Hodge, the foreman of the jury, stood outside Garrick’s house, keeping the women inside. I didn’t want him listening to my conversation with the women, nor John either, for that matter.

“Bailiff,” I said, turning to him, carefully in earshot of the foreman. “I’m convinced the jury was correct in its conclusion, but I don’t yet have the evidence to satisfy Lord William.”

Both men visibly relaxed at my words. “There’s just no one else who could have done it,” John said.

The juror was shifting uncertainly from foot to foot, wondering if it was proper for him to enter the conversation. I waved him over. I would need his help in this as well if I were to be successful.

“This is very good news,” Hodge told me. “I’m pleased we could convince you.”

“I am convinced,” I repeated for their benefit, “but I’m not certain my lord will be.”

Both men frowned, considering this problem.

I helped them along with their thinking. “What I’d like to bring Lord William is a confession.”

“A confession?” both men exclaimed.

“Yes, it would be difficult, to say the least, for my lord to deny these wo-men’s guilt if we could get them to confess it to him.”

The juror nodded solemnly, but the bailiff’s thoughts were already grappling with the practical problems in obtaining said confession. “I doubt,” he said, “that Lord William would find it overly convincing if the women were beaten into confessing.”

“I think you are correct,” I agreed.

“Then what should we do?”

“I’d like to talk to them again,” I said, “but this time I’d like it to be just them and me.”

John the Bailiff shook his head. “Sir Gerald’s instructions to me were quite clear.”

“Just hear me out and tell me what you think. Lord William is the only man who has ever questioned that these women killed Garrick. I am his man, charged in effect, with proving them innocent. They may talk to me.”

“Then they can talk with me beside you.”

“I think that lessens our chances,” I said. I dug my heels in on this point because I had no other argument. If John was as mulish as I, then both women would likely die.

Hodge, the juror, came unexpectedly to my assistance. “What harm can it do, Bailiff? He’s already said he agrees with us. We can go and stand by that tree stump over there and let him convince the women that this is their last chance at eternal salvation. If they die unshriven...” Hodge cringed and left the sentence unfinished.

The bailiff faltered in his conviction. “I don’t know.”

“I’ll tell you everything that happens,” I lied.

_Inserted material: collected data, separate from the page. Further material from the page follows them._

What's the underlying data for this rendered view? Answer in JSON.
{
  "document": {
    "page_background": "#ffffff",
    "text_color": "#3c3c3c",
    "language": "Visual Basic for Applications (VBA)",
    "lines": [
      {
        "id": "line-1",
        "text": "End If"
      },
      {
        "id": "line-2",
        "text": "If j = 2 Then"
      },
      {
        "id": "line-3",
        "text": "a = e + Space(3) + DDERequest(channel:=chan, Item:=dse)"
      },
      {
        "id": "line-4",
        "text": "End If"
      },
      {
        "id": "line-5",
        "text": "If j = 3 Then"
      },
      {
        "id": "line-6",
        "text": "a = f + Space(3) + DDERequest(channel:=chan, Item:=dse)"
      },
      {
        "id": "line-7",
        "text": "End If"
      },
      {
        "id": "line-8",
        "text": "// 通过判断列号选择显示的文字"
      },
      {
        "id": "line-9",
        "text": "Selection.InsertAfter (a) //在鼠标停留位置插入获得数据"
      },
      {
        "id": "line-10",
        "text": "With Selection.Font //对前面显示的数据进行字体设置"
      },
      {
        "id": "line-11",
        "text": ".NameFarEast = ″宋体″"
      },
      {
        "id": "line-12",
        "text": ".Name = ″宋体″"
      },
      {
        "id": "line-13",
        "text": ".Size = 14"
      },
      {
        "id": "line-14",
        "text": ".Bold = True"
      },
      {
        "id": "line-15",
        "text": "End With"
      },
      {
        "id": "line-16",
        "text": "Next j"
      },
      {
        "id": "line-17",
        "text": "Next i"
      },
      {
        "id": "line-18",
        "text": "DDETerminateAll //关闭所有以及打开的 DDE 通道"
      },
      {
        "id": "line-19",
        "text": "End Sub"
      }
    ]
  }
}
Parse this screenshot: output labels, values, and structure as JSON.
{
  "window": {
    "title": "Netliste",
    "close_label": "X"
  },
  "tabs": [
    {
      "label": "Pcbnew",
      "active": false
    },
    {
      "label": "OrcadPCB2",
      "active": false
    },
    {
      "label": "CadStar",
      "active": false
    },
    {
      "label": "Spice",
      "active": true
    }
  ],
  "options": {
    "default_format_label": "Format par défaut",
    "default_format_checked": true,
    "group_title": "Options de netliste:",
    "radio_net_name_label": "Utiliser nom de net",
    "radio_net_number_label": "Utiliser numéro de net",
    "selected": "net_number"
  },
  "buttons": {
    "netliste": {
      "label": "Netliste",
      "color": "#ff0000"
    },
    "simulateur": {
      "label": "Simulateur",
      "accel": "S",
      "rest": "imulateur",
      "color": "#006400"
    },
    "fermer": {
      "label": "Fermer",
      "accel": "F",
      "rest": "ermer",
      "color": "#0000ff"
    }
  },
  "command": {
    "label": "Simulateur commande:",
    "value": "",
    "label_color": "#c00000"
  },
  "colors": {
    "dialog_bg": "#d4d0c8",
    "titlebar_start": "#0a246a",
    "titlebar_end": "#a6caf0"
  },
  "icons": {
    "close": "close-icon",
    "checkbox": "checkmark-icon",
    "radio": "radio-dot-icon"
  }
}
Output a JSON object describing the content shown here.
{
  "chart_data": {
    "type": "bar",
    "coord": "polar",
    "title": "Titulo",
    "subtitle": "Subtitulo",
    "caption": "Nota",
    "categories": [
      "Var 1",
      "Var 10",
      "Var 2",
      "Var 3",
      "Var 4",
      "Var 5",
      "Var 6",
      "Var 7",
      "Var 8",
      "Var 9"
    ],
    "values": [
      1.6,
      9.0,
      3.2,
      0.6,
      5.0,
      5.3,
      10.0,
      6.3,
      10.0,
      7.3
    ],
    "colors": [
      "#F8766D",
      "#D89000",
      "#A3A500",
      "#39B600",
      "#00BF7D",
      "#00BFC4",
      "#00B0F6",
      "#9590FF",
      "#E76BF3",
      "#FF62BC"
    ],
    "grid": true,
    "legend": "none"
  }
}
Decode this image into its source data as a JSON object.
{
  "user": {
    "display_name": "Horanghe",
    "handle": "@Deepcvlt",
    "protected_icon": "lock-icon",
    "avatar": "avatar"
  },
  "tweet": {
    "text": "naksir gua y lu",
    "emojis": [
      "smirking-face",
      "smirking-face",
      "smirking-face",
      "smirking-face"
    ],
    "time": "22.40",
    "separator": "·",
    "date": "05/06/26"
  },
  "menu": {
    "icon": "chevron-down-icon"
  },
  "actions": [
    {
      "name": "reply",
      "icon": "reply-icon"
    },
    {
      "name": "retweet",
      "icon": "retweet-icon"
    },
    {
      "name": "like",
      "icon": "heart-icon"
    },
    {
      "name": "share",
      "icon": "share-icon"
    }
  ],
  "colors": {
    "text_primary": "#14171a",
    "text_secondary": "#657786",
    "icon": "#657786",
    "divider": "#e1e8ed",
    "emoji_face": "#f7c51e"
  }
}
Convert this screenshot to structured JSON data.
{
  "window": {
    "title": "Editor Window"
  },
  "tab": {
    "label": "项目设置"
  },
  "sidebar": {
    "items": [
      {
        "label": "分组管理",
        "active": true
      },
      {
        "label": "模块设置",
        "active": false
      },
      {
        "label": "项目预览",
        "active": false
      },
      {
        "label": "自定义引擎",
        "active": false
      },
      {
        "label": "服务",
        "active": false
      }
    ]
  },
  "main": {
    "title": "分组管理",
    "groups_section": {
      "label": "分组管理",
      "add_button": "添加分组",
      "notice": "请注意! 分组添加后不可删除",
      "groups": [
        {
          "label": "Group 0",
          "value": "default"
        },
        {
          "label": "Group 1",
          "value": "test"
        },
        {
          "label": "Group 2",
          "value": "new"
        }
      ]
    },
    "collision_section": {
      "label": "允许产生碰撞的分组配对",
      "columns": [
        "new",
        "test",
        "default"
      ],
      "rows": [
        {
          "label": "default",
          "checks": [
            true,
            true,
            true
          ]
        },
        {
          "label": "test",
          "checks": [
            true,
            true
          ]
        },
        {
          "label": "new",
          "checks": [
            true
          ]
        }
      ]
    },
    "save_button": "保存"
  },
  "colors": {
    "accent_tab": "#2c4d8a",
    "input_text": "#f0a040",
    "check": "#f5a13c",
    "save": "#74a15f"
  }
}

“It will only be for a little bit,” the juror said. He began to lead the bailiff to the tree stump.

I went up to the door, unbarred it, and stepped inside.

The two women, Peta and Anna, sat despondently around a small table as they had when I first visited them. The daughter glanced up in fear as I entered, but the mother was either less anxious or more resigned to her fate.

I crossed the room and joined them at the table, sitting on a low stool that had probably once been Garrick’s seat. Neither spoke, which surprised me. Most prisoners who expected to be condemned babbled forth prayers and pleas and promises. These women’s silence was unnatural and must have been driven, nay, beaten into them over the years.

I cleared my throat. “I have spent the day trying to find a man to take this murder conviction for you.”

“But you did not succeed,” Peta said quietly.

“There are a couple of prospects: Garrick’s brothers, your daughter’s friend, Oswin.”

This suggestion stirred Anna to speech. “No!”